The world was turning into digitization well before the pandemic. The pandemic simply accelerated things. Now, there are more applications, more ways of interacting with these applications, more digital processes and more end users who depend on the efficient use of these technologies.
It’s become imperative for federal employees to receive the training needed to best evolve their skill sets alongside new technologies. Depending on how this necessary training is done, it can be beneficial for agencies in several ways.
Be it for upskilling purposes or to learn a new companywide application, training is an essential component of learning and using new technology in an efficient manner. However, many people won’t seek this out proactively, and by the time they seek it out reactively, they’re already behind the eight ball.
The Need for Mandatory Technology Training
The only way a federal agency can ensure workers have undergone the proper training necessary in the needed time frame is to make new technology training mandatory. This way, agencies can address another need: maximizing the time of their IT workers.
IT workers have the unique sets necessary to address agency technological needs in a way that ensures the agency evolves along with the broader technological skill and workplace landscape. From DevOps to zero-trust network architecture and more, the IT staff can enhance an agency’s technological capabilities in myriad ways, but only when they have the time.
Every minute an IT worker spends assisting an employee who isn’t competent in a new technology is a minute that worker is unable to put toward the broader technological advancement of the agency. Those minutes add up quickly.
Giving IT workers the time to do what only they can do is one of the biggest advantages of hiring a third party to provide new technology training. Even if an agency mandates technology training, IT will spend hours assisting the agency’s employees without a third party providing that training. Otherwise, it would fall on the agency to design and teach a training course for every new technology being implemented.
LEARN MORE: Virtual classrooms expand learning opportunities for federal workers.
The Advantages of Third-Party Tech Training
It’s also worth noting the quality of the training these third-party training companies can provide. Unlike an agency’s IT staff, training is the third party’s full-time job. As a direct result, trainers have developed and continue to update in-depth curricula taught by expert instructors, providing a robust learning and developmental experience that not every agency will be able to provide in-house.
The result is that agency employees will understand and adopt new technologies with greater efficiency, first acquiring a basic understanding and then advancing to deeper levels of competency.

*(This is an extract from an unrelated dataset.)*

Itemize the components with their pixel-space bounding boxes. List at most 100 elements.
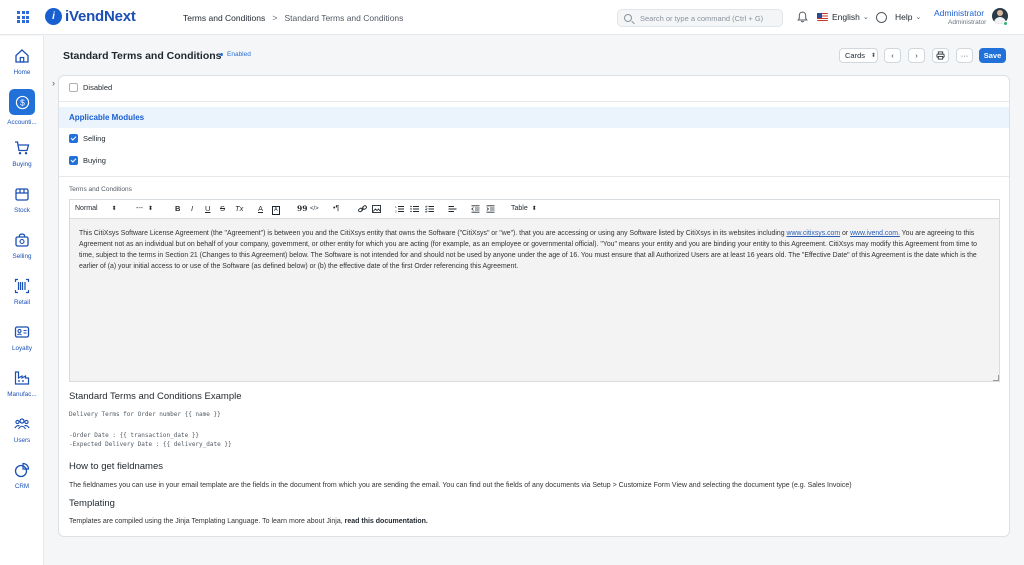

CDW’s Focal Point Academy is a third-party company that can help, particularly as it pertains to the cyber workforce. Focal Point Academy offers a wide range of courses federal agencies can use, including specific cyber training for auditors and executives, classes on the Google Cloud Platform, behavioral malware analysis training, and more. We’re able to offer this training in both physical and virtual classrooms, using the right media for the right content.
However, we don’t simply sell training. Focal Point Academy helps agencies build fully loaded workforce development programs customized to their teams in accordance with the skills those already have and the skills they need.
Regardless of how or where it’s acquired, technology training is needed. When done right, this training will help align skill progression with career and agency progression.